Critics’ Picks

Natasha de Betak, 
Impulse, 
2011, color photograph,
 12 x 18”. From the series “Impulse,” 2011.

Natasha de Betak, 
Impulse, 
2011, color photograph,
 12 x 18”. From the series “Impulse,” 2011.

Kolkata

Natasha de Betak

EXPERIMENTER, Hindusthan Road
2/1, Hindusthan Road, Dover Terrace
February 17–March 31, 2012

“Impulse,” 2011, Natasha de Betak’s latest series of photographs, elicits a surreal string of adjectives: foggy, luminous, somnambulant, amoebic, and sublime, to pinpoint a few. Thirty-six digital prints, smudged and out of focus, are hung in seemingly arbitrary clusters, just as the subjects range from a vacant bed in a psychiatric ward to a droplet of water suspended midair to a naked man and a distant, unnamed landscape. De Betak utilizes a macro lens, zooming in, defying scale; here a molecule looks like a moon.
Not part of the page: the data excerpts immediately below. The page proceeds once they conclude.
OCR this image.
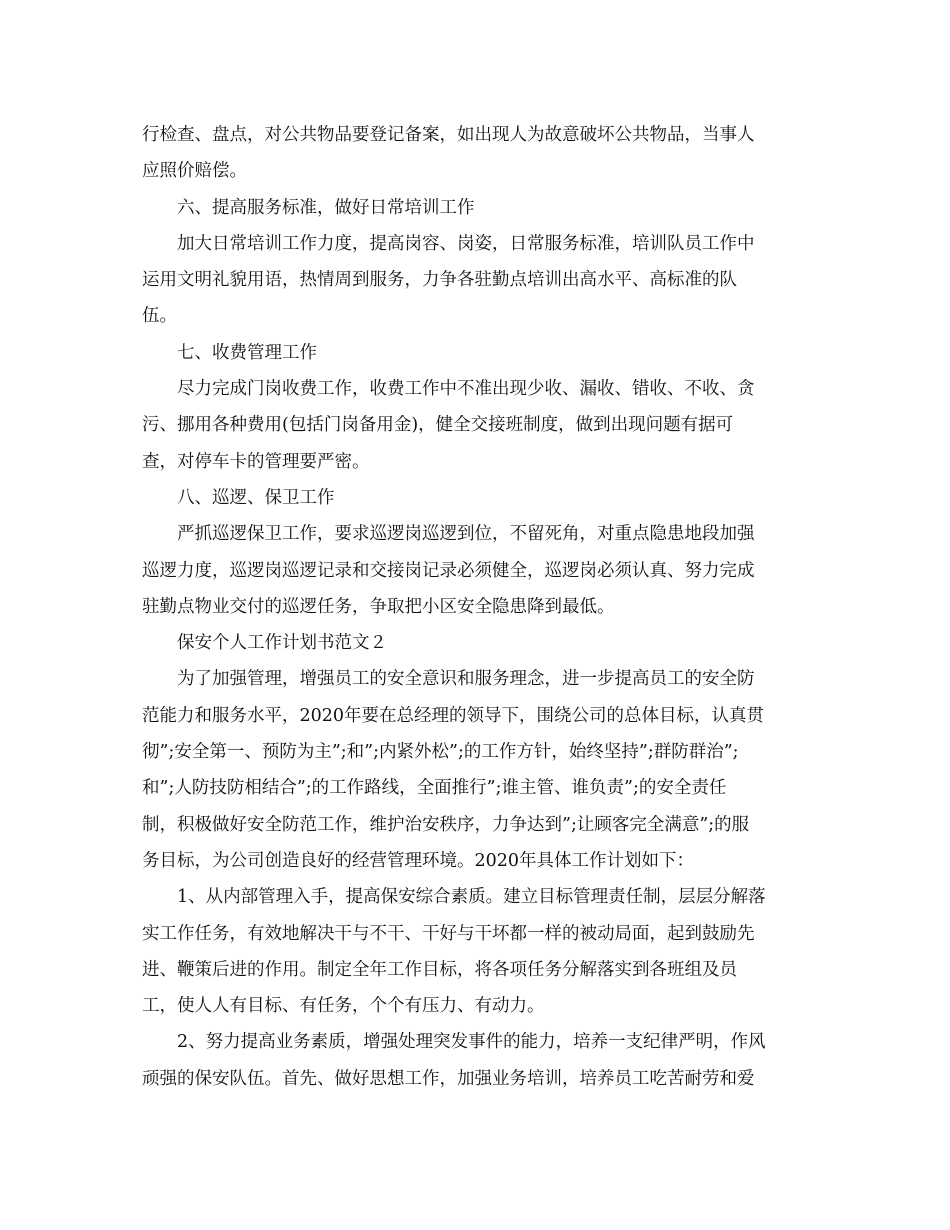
行检查、盘点，对公共物品要登记备案，如出现人为故意破坏公共物品，当事人
应照价赔偿。
六、提高服务标准，做好日常培训工作
加大日常培训工作力度，提高岗容、岗姿，日常服务标准，培训队员工作中
运用文明礼貌用语，热情周到服务，力争各驻勤点培训出高水平、高标准的队
伍。
七、收费管理工作
尽力完成门岗收费工作，收费工作中不准出现少收、漏收、错收、不收、贪
污、挪用各种费用(包括门岗备用金)，健全交接班制度，做到出现问题有据可
查，对停车卡的管理要严密。
八、巡逻、保卫工作
严抓巡逻保卫工作，要求巡逻岗巡逻到位，不留死角，对重点隐患地段加强
巡逻力度，巡逻岗巡逻记录和交接岗记录必须健全，巡逻岗必须认真、努力完成
驻勤点物业交付的巡逻任务，争取把小区安全隐患降到最低。
保安个人工作计划书范文２
为了加强管理，增强员工的安全意识和服务理念，进一步提高员工的安全防
范能力和服务水平，2020年要在总经理的领导下，围绕公司的总体目标，认真贯
彻”;安全第一、预防为主”;和”;内紧外松”;的工作方针，始终坚持”;群防群治”;
和”;人防技防相结合”;的工作路线，全面推行”;谁主管、谁负责”;的安全责任
制，积极做好安全防范工作，维护治安秩序，力争达到”;让顾客完全满意”;的服
务目标，为公司创造良好的经营管理环境。2020年具体工作计划如下：
1、从内部管理入手，提高保安综合素质。建立目标管理责任制，层层分解落
实工作任务，有效地解决干与不干、干好与干坏都一样的被动局面，起到鼓励先
进、鞭策后进的作用。制定全年工作目标，将各项任务分解落实到各班组及员
工，使人人有目标、有任务，个个有压力、有动力。
2、努力提高业务素质，增强处理突发事件的能力，培养一支纪律严明，作风
顽强的保安队伍。首先、做好思想工作，加强业务培训，培养员工吃苦耐劳和爱
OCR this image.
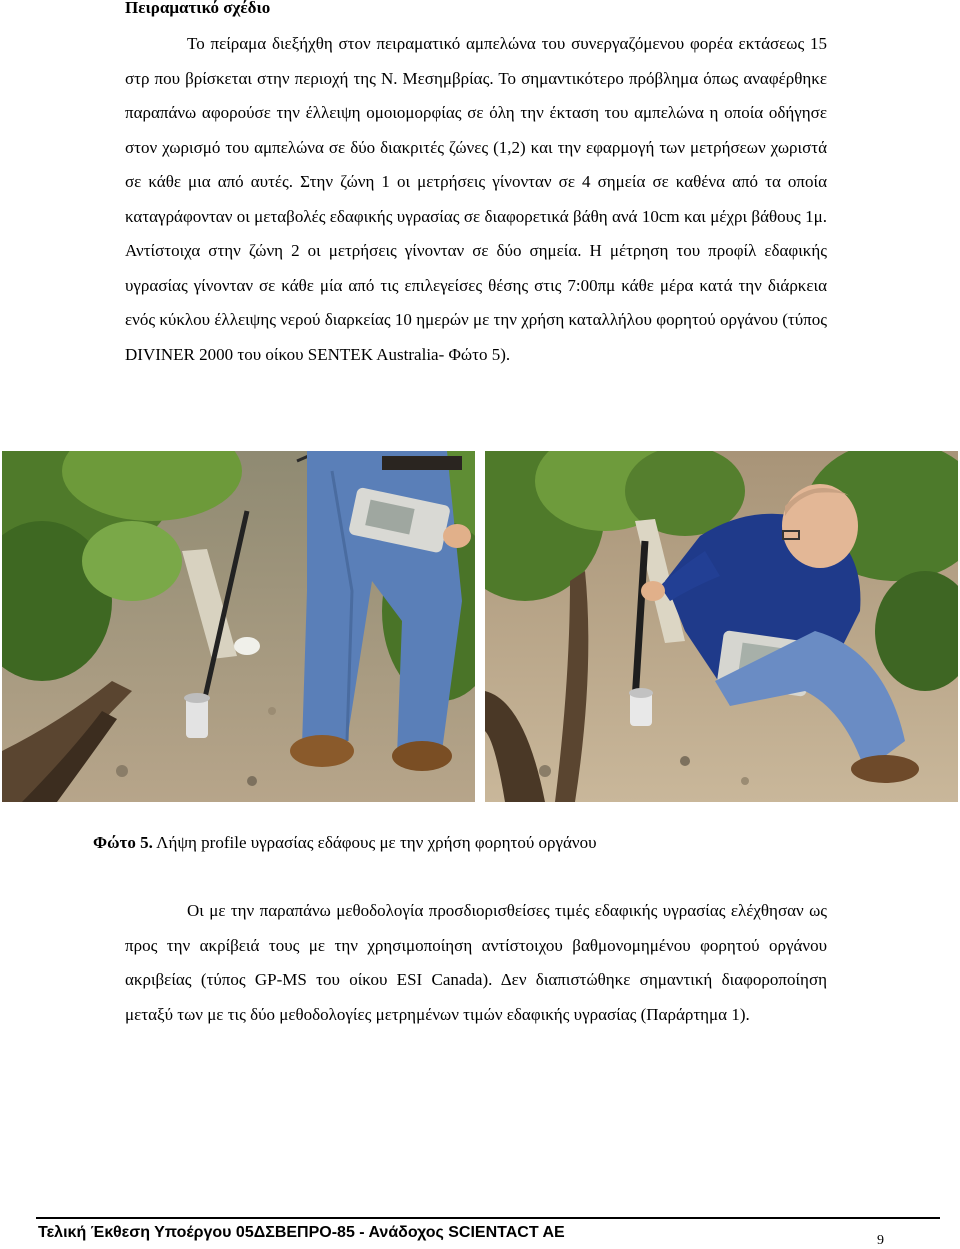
Πειραματικό σχέδιο
Το πείραμα διεξήχθη στον πειραματικό αμπελώνα του συνεργαζόμενου φορέα εκτάσεως 15 στρ που βρίσκεται στην περιοχή της Ν. Μεσημβρίας. Το σημαντικότερο πρόβλημα όπως αναφέρθηκε παραπάνω αφορούσε την έλλειψη ομοιομορφίας σε όλη την έκταση του αμπελώνα η οποία οδήγησε στον χωρισμό του αμπελώνα σε δύο διακριτές ζώνες (1,2) και την εφαρμογή των μετρήσεων χωριστά σε κάθε μια από αυτές. Στην ζώνη 1 οι μετρήσεις γίνονταν σε 4 σημεία σε καθένα από τα οποία καταγράφονταν οι μεταβολές εδαφικής υγρασίας σε διαφορετικά βάθη ανά 10cm και μέχρι βάθους 1μ. Αντίστοιχα στην ζώνη 2 οι μετρήσεις γίνονταν σε δύο σημεία. Η μέτρηση του προφίλ εδαφικής υγρασίας γίνονταν σε κάθε μία από τις επιλεγείσες θέσης στις 7:00πμ κάθε μέρα κατά την διάρκεια ενός κύκλου έλλειψης νερού διαρκείας 10 ημερών με την χρήση καταλλήλου φορητού οργάνου (τύπος DIVINER 2000 του οίκου SENTEK Australia- Φώτο 5).
Φώτο 5. Λήψη profile υγρασίας εδάφους με την χρήση φορητού οργάνου
Οι με την παραπάνω μεθοδολογία προσδιορισθείσες τιμές εδαφικής υγρασίας ελέχθησαν ως προς την ακρίβειά τους με την χρησιμοποίηση αντίστοιχου βαθμονομημένου φορητού οργάνου ακριβείας (τύπος GP-MS του οίκου ESI Canada). Δεν διαπιστώθηκε σημαντική διαφοροποίηση μεταξύ των με τις δύο μεθοδολογίες μετρημένων τιμών εδαφικής υγρασίας (Παράρτημα 1).
Τελική Έκθεση Υποέργου 05ΔΣΒΕΠΡΟ-85 - Ανάδοχος SCIENTACT AE	9
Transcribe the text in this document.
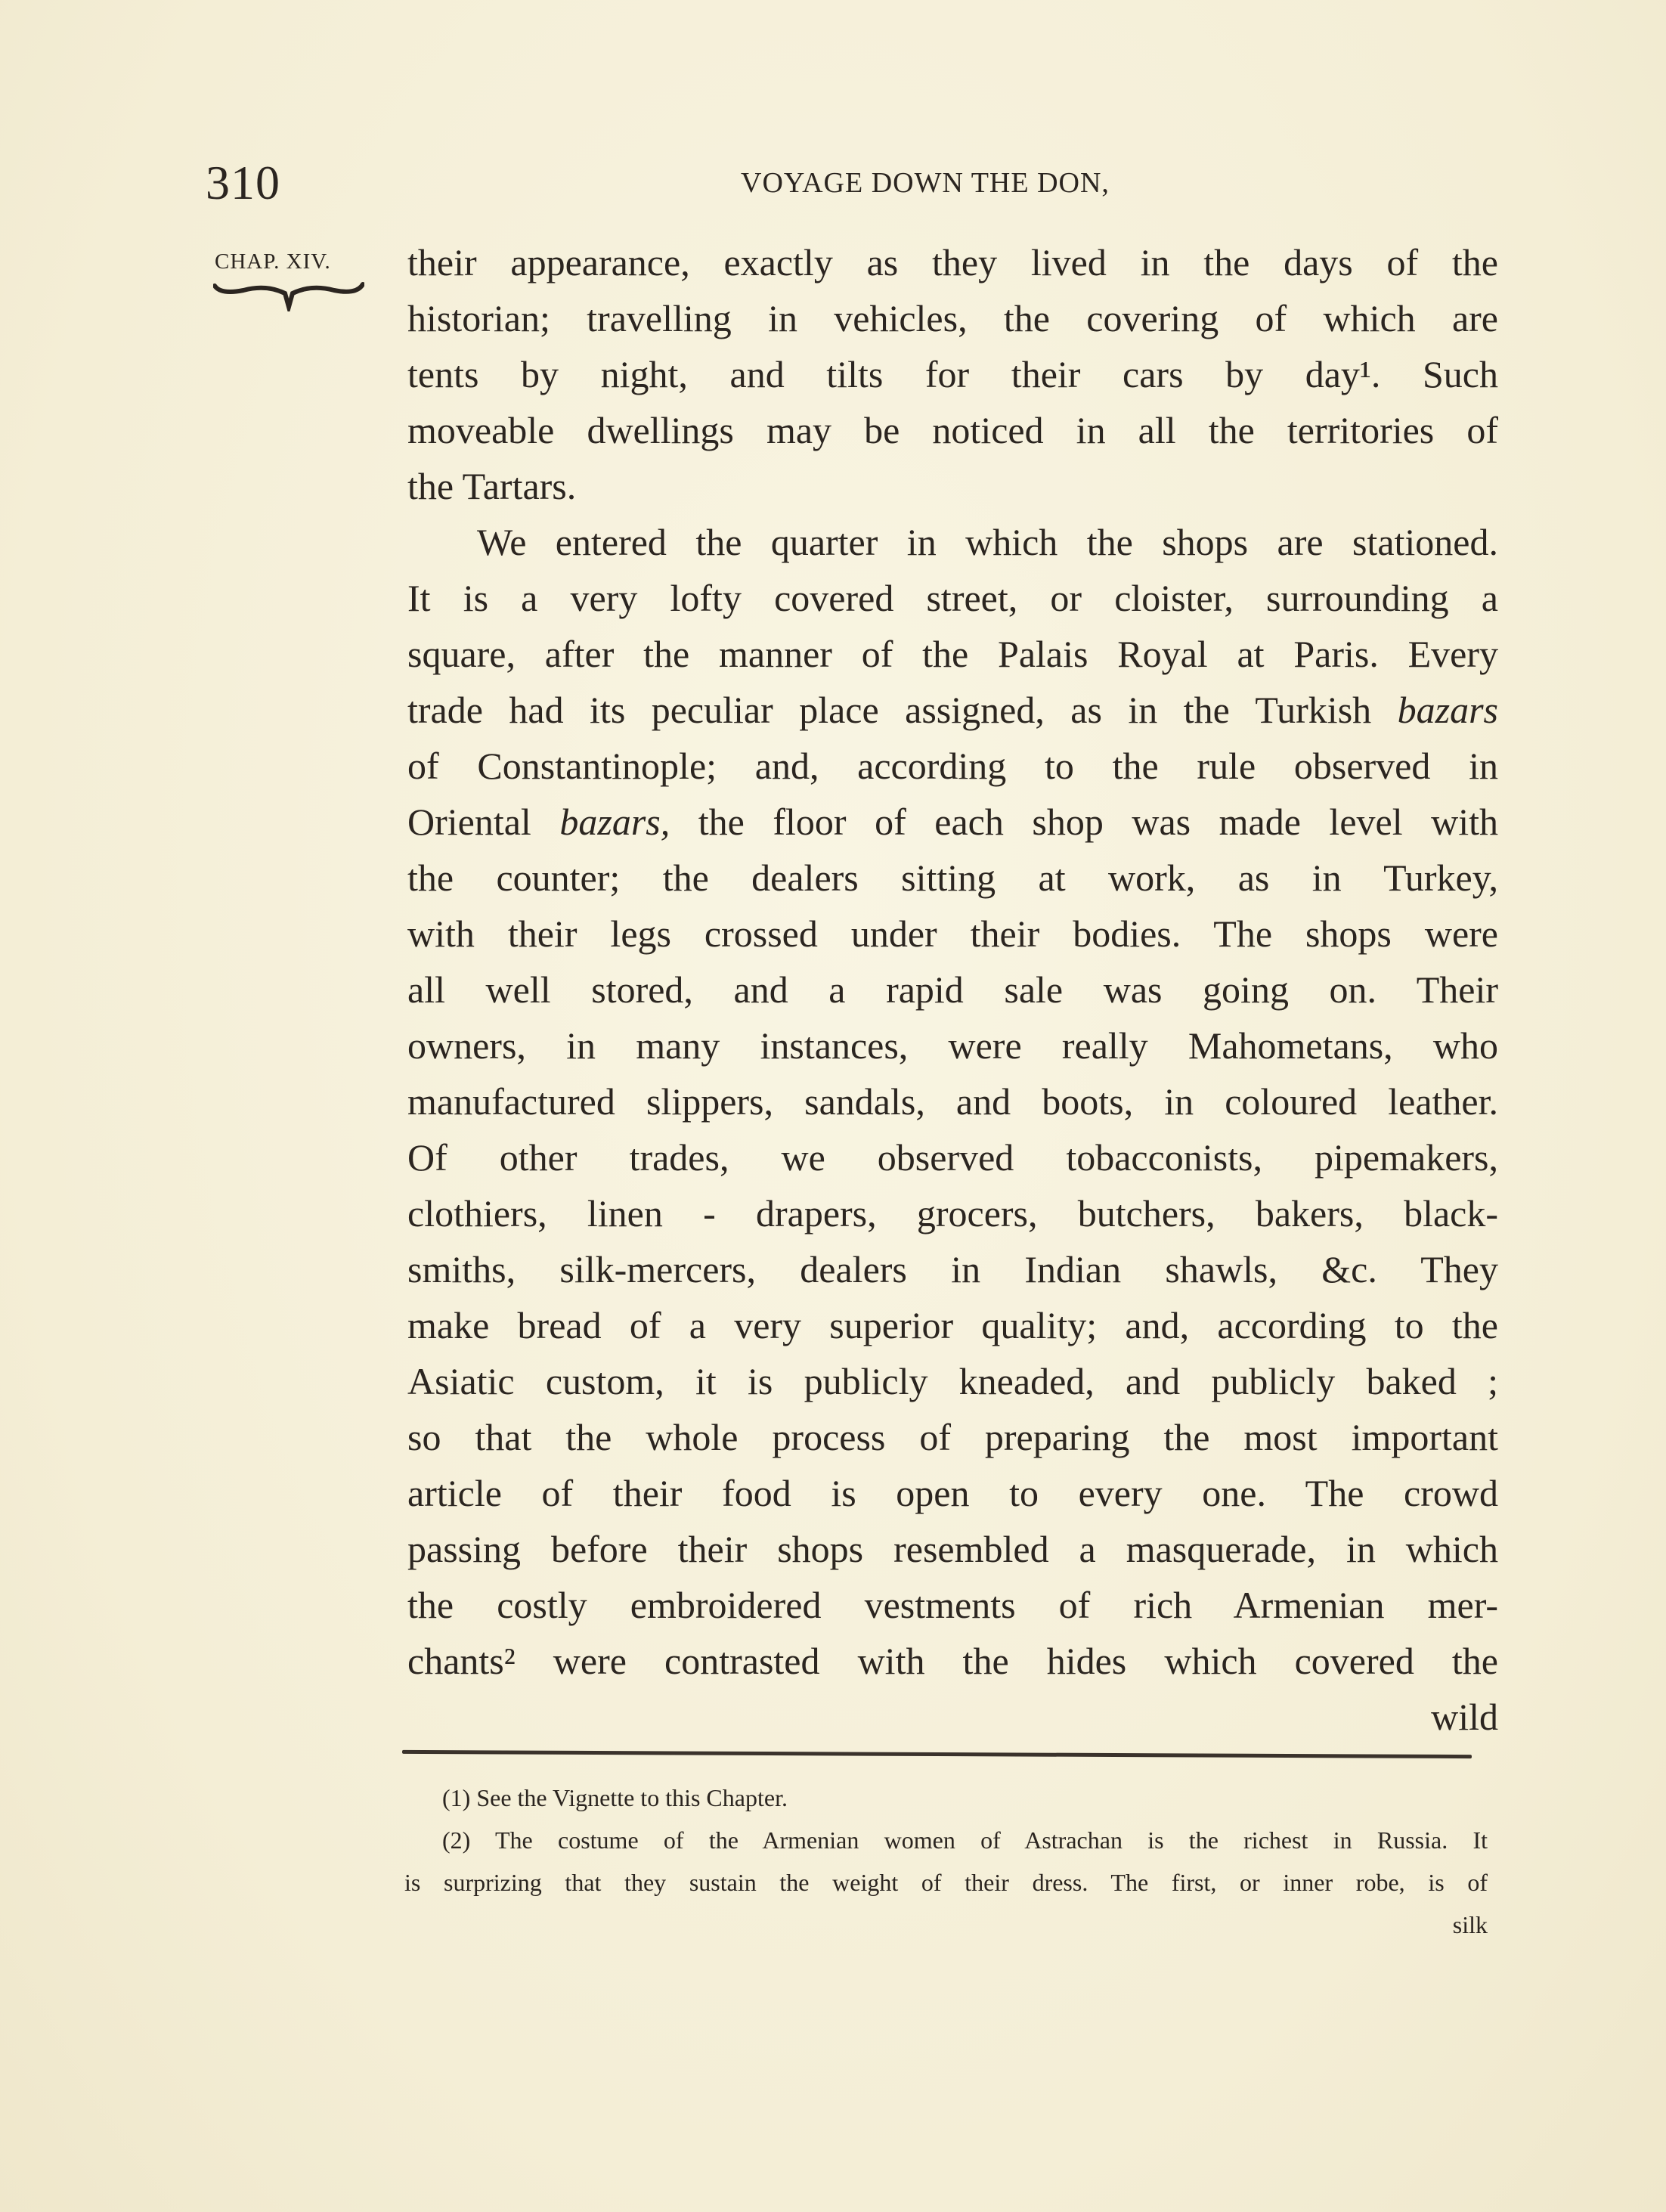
310	VOYAGE DOWN THE DON,
CHAP. XIV. their appearance, exactly as they lived in the days of the
historian; travelling in vehicles, the covering of which are
tents by night, and tilts for their cars by day¹. Such
moveable dwellings may be noticed in all the territories of
the Tartars.
We entered the quarter in which the shops are stationed.
It is a very lofty covered street, or cloister, surrounding a
square, after the manner of the Palais Royal at Paris. Every
trade had its peculiar place assigned, as in the Turkish bazars
of Constantinople; and, according to the rule observed in
Oriental bazars, the floor of each shop was made level with
the counter; the dealers sitting at work, as in Turkey,
with their legs crossed under their bodies. The shops were
all well stored, and a rapid sale was going on. Their
owners, in many instances, were really Mahometans, who
manufactured slippers, sandals, and boots, in coloured leather.
Of other trades, we observed tobacconists, pipemakers,
clothiers, linen - drapers, grocers, butchers, bakers, black-
smiths, silk-mercers, dealers in Indian shawls, &c. They
make bread of a very superior quality; and, according to the
Asiatic custom, it is publicly kneaded, and publicly baked ;
so that the whole process of preparing the most important
article of their food is open to every one. The crowd
passing before their shops resembled a masquerade, in which
the costly embroidered vestments of rich Armenian mer-
chants² were contrasted with the hides which covered the
wild
(1) See the Vignette to this Chapter.
(2) The costume of the Armenian women of Astrachan is the richest in Russia. It
is surprizing that they sustain the weight of their dress. The first, or inner robe, is of
silk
The most intriguing works on view are the two that confront time directly: a worn-out clock marking, precisely, 1:23; a speedometer measuring time relatively—SLOW, STOP, FAST. These paranoid needles seem to cast a shadow over the entire room.

A timeless locationlessness permeates de Betak’s own gypsy life: Born in Madrid to an Argentinean father and a French-Polish Jewish mother, and having lived in Budapest, New York, and Moscow, she currently lives in Paris. Much like the art of travel, her subjects seem simultaneously in motion and frozen. Logic is, in the spirit of nomadism, bartered—for chaos. The photographs are shot in diverse formats, with multiple shutter speeds. Some are video stills, others static; some are taken outside, others inside; some are black-and-white, others in color; some tranquil, others hysterical. Even in its dualities, the series is uncannily consistent in telling a story of the disorderliness of the human psyche through a physical world that attempts to impose a system on it.

De Betak continues her exploration of interior states of mind in a second series of thirty-five prints, titled “Nightshade,” 2011. The archival prints on matte paper emerge more as paintings, framing anonymous people asleep in Kolkata, Varanasi, and Mumbai. The words MY MISSION IS TO KILL TIME, AND TIME’S TO KILL ME, IN ITS TURN are pasted in black vinyl on a black wall, revealing themselves only barely, like the photographs do to the viewer, as if they too were in between death and dream-life. The line reflects the morguelike atmosphere of the gallery, its reflexivity reaffirming the symbiotic—or parasitical—relationship between the physical world and the inner self.